Возникает вопрос: что за алая лента такая? Зачем она? Талмуд объясняет:

Вначале привязывали алую ленту снаружи, у входа в здание Храма. Если обращалась эта лента в белую — то радовался народ, значит, все грехи прощены. А если нет — то печалился и стыдился. И решили тогда привязывать её к внутренней стороне входа в здание Храма (чтобы народ не отвлекался). И всё равно заглядывали туда и видели её. Если обращалась она в белую — радовался народ, а если нет — печалился и стыдился. И тогда решили привязывать половину её между рогов, а половину к скале.

(Вавилонский Талмуд, Йома, 66б).

Чтобы народ не знал, прощено ему или нет, чтобы слишком не огорчался и не отвлекался от храмового служения, потому что речь идёт о службе в Храме, где присутствует весь народ.

Вот такое описание мы видим в Торе и в талмудической литературе. Павел, давайте поговорим об этом. Что такое этот козёл отпущения и зачем он нужен?

Что в этом удивительного? Удивительно то, что и без того есть грехоочистительная жертва. Приносят в жертву козла, приносят тельца. Более того, в книге Левит описывается, что если человек совершил грех, то он приносит жертву, и эта жертва называется грехоочистительной. Зачем ещё нужен этот козёл, которого отсылают куда-то к Азазелю?

П. П.: Да. Тема, можно сказать, важнейшая, но при этом довольно трагичная, потому что речь идёт об убийстве, о жертве. И как только прозвучали слова «козёл отпущения», я немедленно вспомнил картину, которая всегда меня очень волновала, можно сказать — тревожила, мучила моё тогда ещё полудетское воображение. Это картина Уильяма Ханта, которая так и называется — «Козёл отпущения».

Уильям Хант. Козёл отпущения, 1854. Изображение из цифрового архива Wikimedia Commons

Вещь значительная, с очень интересной историей. Создал это произведение не какой-то рядовой художник, а крупный мастер, значительнейшая фигура. Уильям Хант, основатель Братства прерафаэлитов — общества, которое сыграло огромную роль в истории не только британского искусства, но также европейского и мирового.

Уильям Холман Хант, 1856. Изображение из цифрового архива Wikimedia Commons

И эта картина, «Козёл отпущения», является значительной вехой в его творческой биографии. Впервые выставил он её в 1856 году, в Королевской Академии. А создавалась она в течение долгого времени — он начал работать над ней в начале пятидесятых годов XIX века.
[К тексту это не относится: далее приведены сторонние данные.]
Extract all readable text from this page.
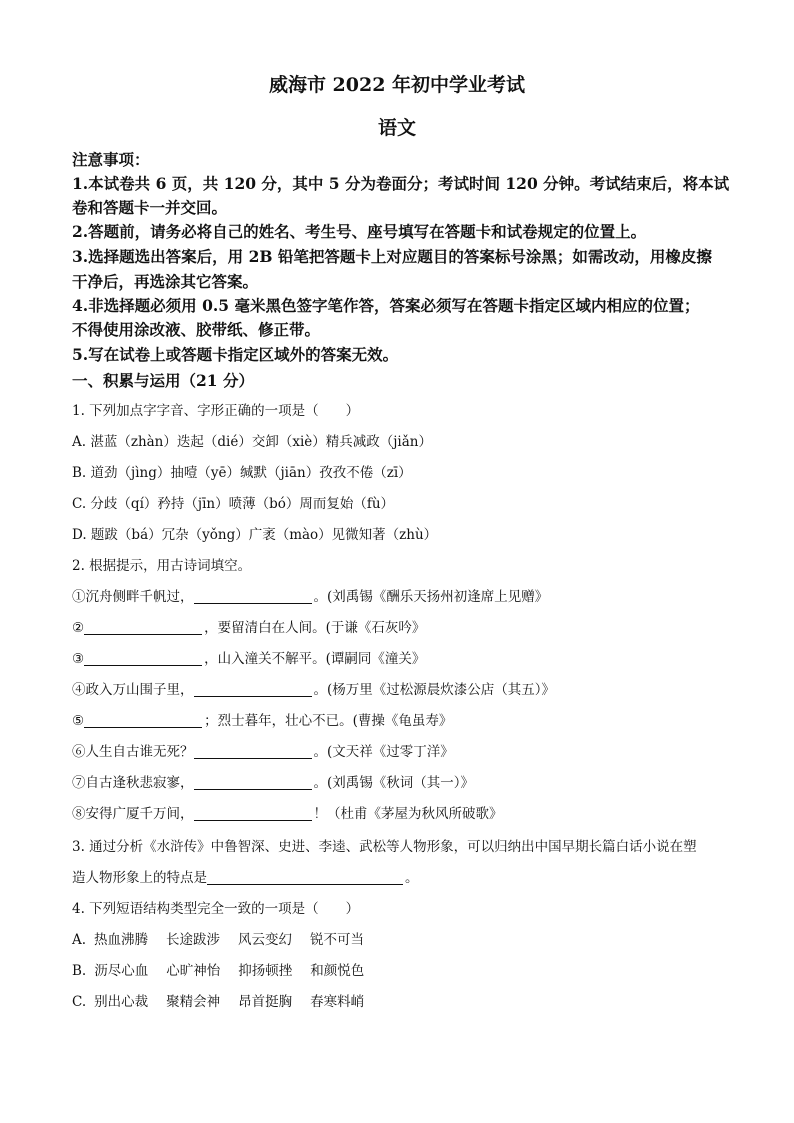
威海市 2022 年初中学业考试
语文
注意事项：
1.本试卷共 6 页，共 120 分，其中 5 分为卷面分；考试时间 120 分钟。考试结束后，将本试
卷和答题卡一并交回。
2.答题前，请务必将自己的姓名、考生号、座号填写在答题卡和试卷规定的位置上。
3.选择题选出答案后，用 2B 铅笔把答题卡上对应题目的答案标号涂黑；如需改动，用橡皮擦
干净后，再选涂其它答案。
4.非选择题必须用 0.5 毫米黑色签字笔作答，答案必须写在答题卡指定区域内相应的位置；
不得使用涂改液、胶带纸、修正带。
5.写在试卷上或答题卡指定区域外的答案无效。
一、积累与运用（21 分）
1. 下列加点字字音、字形正确的一项是（　　）
A. 湛蓝（zhàn）迭起（dié）交卸（xiè）精兵减政（jiǎn）
B. 道劲（jìng）抽噎（yē）缄默（jiān）孜孜不倦（zī）
C. 分歧（qí）矜持（jīn）喷薄（bó）周而复始（fù）
D. 题跋（bá）冗杂（yǒng）广袤（mào）见微知著（zhù）
2. 根据提示，用古诗词填空。
①沉舟侧畔千帆过，	。(刘禹锡《酬乐天扬州初逢席上见赠》
②	，要留清白在人间。(于谦《石灰吟》
③	，山入潼关不解平。(谭嗣同《潼关》
④政入万山围子里，	。(杨万里《过松源晨炊漆公店（其五）》
⑤	；烈士暮年，壮心不已。(曹操《龟虽寿》
⑥人生自古谁无死？	。(文天祥《过零丁洋》
⑦自古逢秋悲寂寥，	。(刘禹锡《秋词（其一）》
⑧安得广厦千万间，	！（杜甫《茅屋为秋风所破歌》
3. 通过分析《水浒传》中鲁智深、史进、李逵、武松等人物形象，可以归纳出中国早期长篇白话小说在塑
造人物形象上的特点是	。
4. 下列短语结构类型完全一致的一项是（　　）
A. 热血沸腾 长途跋涉 风云变幻 锐不可当
B. 沥尽心血 心旷神怡 抑扬顿挫 和颜悦色
C. 别出心裁 聚精会神 昂首挺胸 春寒料峭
В своих дневниках, в своих письмах он говорит о кризисе веры. Человек он был крайне религиозный, бесконечно погружённый в религиозную проблематику. Испытав кризис веры, он отправился в Святую Землю, в Палестину, где создал ряд шедевров. Одна из наиболее заметных его вещей — картина «Козёл отпущения». Писал он её на берегах Мёртвого моря. Мы видим на картине соль, покрывающую ландшафт.

У. Г.: Но мы не видим скалы. Похоже, с талмудическими толкованиями он не был знаком. В самом Писании сказано, что козла отсылают в пустыню.

П. П.: Я думаю, он был прекрасно знаком c талмудическими толкованиями. Может быть, не со всеми, но, тем не менее, он создал собственное толкование. И этот солёный ландшафт… Мы видим горы на горизонте. Да, в этой версии козла не сталкивают, его просто оставляют в пустыне. Эта версия была тоже распространена, она восходит к книге Левит.

У. Г.: В Писании не сказано, что его сталкивают. Это талмудисты решили, что его сталкивают с горы, а в Писании, вообще-то, сказано, что его отправляют в пустыню. И на этой картине мы видим вдалеке рога какого-то бывшего козла отпущения.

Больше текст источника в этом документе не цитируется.